The first phase is to calculate the mechanical characteristics by assuming a « limiting » behavior of the materials (in terms of stresses and/or deformations), using for example the diagram of the 3 pivots. From this, the mechanical characteristics are calculated.
This approach is described in the documents resulting from the Science project [D7.9] [D305917010338]. The proposed models are based on a classical reinforced concrete approach that is adapted to SCS, taking into account the presence of sheet metal plates (for walls and floors) and stiffeners (for floors). The modeler knowing the geometry, the materials as well as their limit state can calculate the homogenized properties (thickness, section, inertia,…). Document D7.9 [D7.9] presents the methodology to be used to perform a homogenization calculation of mechanical characteristics based on geometry and materials.
The second phase is to enter the homogenized characteristics into a calculation code in order to then perform the linear analysis. Once the calculations have been carried out, if we want to know the stresses and deformations, it is necessary to apply the methodology presented in §5 « Conversion of shell results to plate stresses » in D7.9.
The difficulties of this approach are of several types:
When the stresses are biaxial and the elements have asymmetries, it is necessary to determine the homogenized characteristics in the different directions.
It is necessary to verify that the results obtained are in accordance with the assumptions made during the homogenization phase for all structural elements and for all loads.
The homogenization phase depends on both geometry and materials. A change in sheet thickness, concrete class, section or position of a reinforcement sheet will require this homogenization phase to be repeated.
1.2.3. Linear and non-linear analyses with a finite element code#
The approach proposed in the rest of the document allows linear or non-linear analyses to be carried out by only changing the behavior of the materials.
The data required to carry out this process is identical to that of § 1.2.2. On the other hand, it is essential that the laws of behavior be able to describe non-linear behaviors, for example plasticity for steels and cracking for concrete (Cf. § 3 on the laws of behavior).
In this approach:
The finite element calculation code makes balance calculations in the sections of structural elements according to the evolution of the nonlinearities of the materials.
The calculation code allows access to variables of interest such as constraints, deformations, displacements,…
The position of the elements (sheets, concrete, reinforcement sheets) will be determined by the mesh and by the characteristics given in the command file.

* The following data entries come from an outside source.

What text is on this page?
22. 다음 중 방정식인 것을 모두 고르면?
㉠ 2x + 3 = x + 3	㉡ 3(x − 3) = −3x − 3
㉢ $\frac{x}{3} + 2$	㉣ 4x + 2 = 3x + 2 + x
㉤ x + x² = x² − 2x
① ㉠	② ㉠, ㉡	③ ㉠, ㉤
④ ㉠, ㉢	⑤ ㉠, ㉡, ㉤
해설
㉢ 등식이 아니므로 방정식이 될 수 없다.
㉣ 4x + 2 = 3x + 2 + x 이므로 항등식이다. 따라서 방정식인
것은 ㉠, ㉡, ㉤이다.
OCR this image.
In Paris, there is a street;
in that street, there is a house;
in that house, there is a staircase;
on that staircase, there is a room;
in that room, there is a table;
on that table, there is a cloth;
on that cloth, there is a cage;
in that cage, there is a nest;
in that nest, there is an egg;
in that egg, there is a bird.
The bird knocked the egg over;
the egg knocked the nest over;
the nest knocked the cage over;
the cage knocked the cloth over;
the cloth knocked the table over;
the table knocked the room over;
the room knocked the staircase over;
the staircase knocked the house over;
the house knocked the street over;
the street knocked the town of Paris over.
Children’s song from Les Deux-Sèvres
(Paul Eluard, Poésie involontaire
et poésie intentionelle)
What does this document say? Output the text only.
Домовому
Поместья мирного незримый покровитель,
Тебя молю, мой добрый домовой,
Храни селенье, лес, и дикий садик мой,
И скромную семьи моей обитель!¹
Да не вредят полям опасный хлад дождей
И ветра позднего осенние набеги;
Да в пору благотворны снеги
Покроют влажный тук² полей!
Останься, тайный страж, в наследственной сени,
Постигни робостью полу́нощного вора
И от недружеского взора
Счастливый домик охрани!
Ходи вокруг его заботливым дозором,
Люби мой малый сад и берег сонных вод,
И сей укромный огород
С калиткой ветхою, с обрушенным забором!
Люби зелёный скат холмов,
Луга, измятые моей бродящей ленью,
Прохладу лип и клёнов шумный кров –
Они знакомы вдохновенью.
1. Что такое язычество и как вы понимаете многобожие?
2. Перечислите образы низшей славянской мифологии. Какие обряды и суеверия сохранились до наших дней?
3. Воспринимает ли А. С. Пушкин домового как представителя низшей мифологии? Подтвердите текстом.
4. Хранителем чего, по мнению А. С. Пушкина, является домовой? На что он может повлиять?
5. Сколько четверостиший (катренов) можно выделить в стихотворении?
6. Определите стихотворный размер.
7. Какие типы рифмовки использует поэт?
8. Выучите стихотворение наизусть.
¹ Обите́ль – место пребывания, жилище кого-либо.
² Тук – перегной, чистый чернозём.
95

A change in sheet thickness, concrete class, section or position of a reinforcement sheet will require changing the appropriate parameters in the command file but without redoing the meshing.
Note: The use of non-linear behavior requires some precautions for use that can be found in the documentation « [U2.03.07]: Overview of the tools available to perform concrete civil engineering structure calculations [U2.03.07] ».